I guess I could build up a soundfont specifically for wind type instruments by cutting and pasting from soundfonts I have… and mark them all as monophonic.

Do you actually have any experience with this? or is it more of an in-theory thing?

I’ve used https://www.polyphone-soundfonts.com/ to do some basic editing, and define exclusive groups for some drum soundfonts. For the case at hand, I don’t have any experience though.

Depends on what your goal is.

I’d probably use a MIDI track in Ardour (without a synth plugin). Then route MIDI to fluidsynth (the JACK app), and audio from there back into Ardour’s master-bus.
That way MIDI can be edited in Ardour, and Session > Export also works.

PS. Start fluidsynth before starting Ardour. That way Ardour re-establishes port connections.

1 Like

So, I bought an EWI USB, and without trying to edit soundfonts, I decided to simply test out fluidsynth running on the command line in breath control mode.
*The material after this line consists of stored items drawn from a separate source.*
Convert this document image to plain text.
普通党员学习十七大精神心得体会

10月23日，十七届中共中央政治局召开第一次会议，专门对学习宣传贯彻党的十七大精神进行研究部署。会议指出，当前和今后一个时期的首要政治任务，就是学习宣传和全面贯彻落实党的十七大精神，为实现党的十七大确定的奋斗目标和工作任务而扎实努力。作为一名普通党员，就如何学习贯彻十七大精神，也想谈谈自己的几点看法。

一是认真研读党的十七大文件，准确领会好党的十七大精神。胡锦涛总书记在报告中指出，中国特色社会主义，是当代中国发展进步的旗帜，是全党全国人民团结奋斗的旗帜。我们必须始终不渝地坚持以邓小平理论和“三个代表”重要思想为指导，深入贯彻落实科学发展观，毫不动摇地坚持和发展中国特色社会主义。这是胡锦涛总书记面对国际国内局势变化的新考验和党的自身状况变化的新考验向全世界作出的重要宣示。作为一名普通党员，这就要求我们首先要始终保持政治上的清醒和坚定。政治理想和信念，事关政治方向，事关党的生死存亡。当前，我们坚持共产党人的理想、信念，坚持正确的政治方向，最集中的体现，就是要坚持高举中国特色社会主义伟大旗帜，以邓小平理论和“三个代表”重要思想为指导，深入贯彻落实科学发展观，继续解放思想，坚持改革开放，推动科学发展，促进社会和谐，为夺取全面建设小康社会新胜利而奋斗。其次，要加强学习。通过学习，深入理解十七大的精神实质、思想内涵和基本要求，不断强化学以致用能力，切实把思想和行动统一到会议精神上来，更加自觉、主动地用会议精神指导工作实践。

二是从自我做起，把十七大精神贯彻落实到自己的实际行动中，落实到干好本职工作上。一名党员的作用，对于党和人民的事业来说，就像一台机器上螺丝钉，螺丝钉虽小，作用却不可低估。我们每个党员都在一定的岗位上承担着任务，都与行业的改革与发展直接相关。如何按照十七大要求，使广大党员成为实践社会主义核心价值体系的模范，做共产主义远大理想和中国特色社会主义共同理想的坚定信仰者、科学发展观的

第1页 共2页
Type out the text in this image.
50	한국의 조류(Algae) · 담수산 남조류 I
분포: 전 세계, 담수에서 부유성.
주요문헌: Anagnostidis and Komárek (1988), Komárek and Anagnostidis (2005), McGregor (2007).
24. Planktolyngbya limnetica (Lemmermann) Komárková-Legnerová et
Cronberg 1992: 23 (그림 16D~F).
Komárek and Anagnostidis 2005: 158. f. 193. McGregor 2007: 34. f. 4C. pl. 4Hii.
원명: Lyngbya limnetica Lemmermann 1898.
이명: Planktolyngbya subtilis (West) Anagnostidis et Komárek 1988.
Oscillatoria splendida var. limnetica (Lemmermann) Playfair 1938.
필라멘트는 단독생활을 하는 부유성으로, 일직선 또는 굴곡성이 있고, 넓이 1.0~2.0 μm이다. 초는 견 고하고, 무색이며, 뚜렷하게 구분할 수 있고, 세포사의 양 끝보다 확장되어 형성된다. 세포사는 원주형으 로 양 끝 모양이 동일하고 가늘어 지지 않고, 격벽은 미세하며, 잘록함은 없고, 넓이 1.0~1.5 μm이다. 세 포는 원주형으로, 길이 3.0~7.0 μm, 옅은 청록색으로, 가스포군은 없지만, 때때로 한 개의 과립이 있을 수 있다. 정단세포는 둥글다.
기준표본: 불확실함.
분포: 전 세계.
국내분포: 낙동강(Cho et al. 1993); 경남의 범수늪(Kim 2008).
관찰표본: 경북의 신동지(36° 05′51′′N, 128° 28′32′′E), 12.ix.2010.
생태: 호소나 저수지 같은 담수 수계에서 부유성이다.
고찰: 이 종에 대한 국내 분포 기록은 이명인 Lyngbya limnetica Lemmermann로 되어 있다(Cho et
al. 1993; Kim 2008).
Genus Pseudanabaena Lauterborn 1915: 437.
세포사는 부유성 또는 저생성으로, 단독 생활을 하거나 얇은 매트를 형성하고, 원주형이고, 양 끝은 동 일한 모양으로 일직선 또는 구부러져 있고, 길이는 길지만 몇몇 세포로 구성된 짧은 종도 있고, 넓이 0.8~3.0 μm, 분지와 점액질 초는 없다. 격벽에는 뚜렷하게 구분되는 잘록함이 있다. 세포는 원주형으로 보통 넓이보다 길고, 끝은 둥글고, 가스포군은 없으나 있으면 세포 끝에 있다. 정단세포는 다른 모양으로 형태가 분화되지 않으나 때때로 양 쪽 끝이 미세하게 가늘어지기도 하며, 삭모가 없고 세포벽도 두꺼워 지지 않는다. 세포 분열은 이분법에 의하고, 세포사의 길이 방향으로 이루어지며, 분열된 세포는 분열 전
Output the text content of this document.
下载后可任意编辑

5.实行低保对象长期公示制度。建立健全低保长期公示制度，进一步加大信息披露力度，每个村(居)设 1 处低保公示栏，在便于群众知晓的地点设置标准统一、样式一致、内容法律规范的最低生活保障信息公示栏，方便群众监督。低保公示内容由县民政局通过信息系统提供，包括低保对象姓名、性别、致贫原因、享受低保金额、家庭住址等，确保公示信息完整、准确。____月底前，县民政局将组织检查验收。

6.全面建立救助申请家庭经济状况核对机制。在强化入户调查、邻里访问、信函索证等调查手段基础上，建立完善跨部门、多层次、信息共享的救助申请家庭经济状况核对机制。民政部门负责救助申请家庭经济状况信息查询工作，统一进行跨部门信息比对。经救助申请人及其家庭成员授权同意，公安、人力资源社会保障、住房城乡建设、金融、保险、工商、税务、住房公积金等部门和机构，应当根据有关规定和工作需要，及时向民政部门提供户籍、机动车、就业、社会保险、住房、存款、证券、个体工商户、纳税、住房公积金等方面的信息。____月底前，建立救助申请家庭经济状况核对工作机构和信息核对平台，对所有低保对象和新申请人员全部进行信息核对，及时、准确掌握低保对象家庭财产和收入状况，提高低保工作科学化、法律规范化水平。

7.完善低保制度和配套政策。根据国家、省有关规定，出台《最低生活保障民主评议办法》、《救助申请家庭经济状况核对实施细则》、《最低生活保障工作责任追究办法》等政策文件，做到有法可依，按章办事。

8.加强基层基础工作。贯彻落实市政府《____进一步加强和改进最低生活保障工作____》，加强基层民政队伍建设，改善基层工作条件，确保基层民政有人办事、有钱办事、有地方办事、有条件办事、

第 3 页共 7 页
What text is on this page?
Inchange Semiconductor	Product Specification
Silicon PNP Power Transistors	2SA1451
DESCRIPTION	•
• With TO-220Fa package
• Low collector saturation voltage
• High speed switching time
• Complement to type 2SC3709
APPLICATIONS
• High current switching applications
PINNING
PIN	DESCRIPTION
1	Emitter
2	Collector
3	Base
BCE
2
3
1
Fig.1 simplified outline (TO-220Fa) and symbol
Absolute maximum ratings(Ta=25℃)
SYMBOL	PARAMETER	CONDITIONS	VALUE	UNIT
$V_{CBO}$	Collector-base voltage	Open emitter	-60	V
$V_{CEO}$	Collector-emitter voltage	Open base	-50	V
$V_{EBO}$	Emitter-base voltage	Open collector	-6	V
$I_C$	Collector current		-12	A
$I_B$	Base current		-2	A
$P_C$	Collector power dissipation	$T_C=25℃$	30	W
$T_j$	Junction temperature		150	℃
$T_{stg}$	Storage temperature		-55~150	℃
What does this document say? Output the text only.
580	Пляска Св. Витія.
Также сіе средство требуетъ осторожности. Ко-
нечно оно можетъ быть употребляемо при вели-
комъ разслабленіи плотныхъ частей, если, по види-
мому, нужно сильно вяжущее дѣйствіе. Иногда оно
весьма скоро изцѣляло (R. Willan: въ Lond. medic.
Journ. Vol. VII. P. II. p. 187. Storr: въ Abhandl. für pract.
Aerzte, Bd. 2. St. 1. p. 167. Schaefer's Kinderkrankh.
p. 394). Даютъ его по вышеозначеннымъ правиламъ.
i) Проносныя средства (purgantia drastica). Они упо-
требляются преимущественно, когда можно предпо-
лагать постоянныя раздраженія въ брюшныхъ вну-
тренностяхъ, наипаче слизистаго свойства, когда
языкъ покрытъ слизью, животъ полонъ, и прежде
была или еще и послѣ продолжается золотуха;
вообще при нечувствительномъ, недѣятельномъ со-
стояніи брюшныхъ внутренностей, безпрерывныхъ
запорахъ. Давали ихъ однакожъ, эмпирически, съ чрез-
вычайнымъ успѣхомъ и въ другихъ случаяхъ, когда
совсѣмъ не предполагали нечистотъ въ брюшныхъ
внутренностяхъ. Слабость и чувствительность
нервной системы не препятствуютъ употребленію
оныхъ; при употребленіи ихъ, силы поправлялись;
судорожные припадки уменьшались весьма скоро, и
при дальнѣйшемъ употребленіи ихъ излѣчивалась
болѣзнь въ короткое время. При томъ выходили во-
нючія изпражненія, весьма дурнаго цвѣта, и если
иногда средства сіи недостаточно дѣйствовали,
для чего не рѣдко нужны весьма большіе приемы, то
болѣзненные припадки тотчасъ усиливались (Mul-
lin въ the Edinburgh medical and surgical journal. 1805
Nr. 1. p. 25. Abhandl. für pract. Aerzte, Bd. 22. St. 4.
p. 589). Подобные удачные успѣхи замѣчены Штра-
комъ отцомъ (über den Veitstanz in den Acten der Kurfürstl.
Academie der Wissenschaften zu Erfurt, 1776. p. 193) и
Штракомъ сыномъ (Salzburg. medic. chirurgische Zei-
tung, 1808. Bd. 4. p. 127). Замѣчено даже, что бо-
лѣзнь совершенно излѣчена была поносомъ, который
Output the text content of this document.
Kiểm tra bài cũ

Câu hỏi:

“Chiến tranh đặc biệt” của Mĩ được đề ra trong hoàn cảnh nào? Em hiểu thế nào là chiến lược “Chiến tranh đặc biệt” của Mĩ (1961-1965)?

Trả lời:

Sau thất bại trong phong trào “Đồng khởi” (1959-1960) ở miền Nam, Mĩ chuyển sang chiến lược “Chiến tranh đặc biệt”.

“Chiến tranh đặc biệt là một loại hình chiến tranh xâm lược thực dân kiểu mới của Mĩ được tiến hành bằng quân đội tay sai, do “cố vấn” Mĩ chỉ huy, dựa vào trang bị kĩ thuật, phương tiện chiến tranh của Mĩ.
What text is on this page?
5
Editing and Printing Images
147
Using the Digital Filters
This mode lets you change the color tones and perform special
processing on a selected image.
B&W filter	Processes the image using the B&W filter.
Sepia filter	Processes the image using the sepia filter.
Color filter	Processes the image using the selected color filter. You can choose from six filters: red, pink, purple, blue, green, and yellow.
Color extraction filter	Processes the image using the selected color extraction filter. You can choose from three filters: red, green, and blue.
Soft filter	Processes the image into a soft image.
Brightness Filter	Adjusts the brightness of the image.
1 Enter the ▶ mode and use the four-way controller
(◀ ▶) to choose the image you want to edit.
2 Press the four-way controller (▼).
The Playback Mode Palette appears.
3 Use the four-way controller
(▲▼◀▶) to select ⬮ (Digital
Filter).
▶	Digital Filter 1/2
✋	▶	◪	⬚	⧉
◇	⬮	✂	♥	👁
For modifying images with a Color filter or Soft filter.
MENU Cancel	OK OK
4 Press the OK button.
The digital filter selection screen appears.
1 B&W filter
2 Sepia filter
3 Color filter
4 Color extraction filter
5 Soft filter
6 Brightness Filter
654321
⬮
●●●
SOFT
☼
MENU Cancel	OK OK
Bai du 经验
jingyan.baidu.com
The single biggest problem with this whole system is that velocity is mapped to loudness by default. So basically you have random loudness based on how quickly you changed fingerings or how quickly you tongue the breath control etc.

If you turn on breathmode it seems like things get a bit better, but it’s still problematic.

My plan is to insert mididings into the routing, and alter all the notes to have maximal velocity, so that the only thing altering the volume is the breath control.

@x42 I haven’t done anything with soundfonts ever, is it possible to specify in the soundfont that the instrument should not respond to velocity and only to breath control from CC-2?

Yes, it’s possible (common case are organs, they’re on/off only, independent of velocity).

As workaround you could add some midi-filters (come with Ardour, filed under “Utils”):
Add the “MIDI Velocity Adjust” plugin before he synth and set “Note-on min” to 127

That plugin-collection also includes a “MIDI CCMap” that allows to change one CC into another. (e.g. CC2 -> CC1) in case you need that

1 Like

Awesome, I figured out how to get the plugins you mentioned (on Debian they are in a separate package x42-plugins), and the velocity mapping is perfect to eliminate the first problem of random seeming volumes, I just set everything to 127 and it sounds relatively normal. Next problem is I need to find some sound-fonts that have decent sounding jazz/funk instruments: sax, mute trumpet, breathy jazz flute, cornet or whatever that respond to CC2 messages, or that have licenses that let them be modified with the editor you mentioned. :wink:

It’s fairly entertaining to play the aaah chorus or cello with your mouth :joy:

Thanks again!

This topic was automatically closed 182 days after the last reply. New replies are no longer allowed.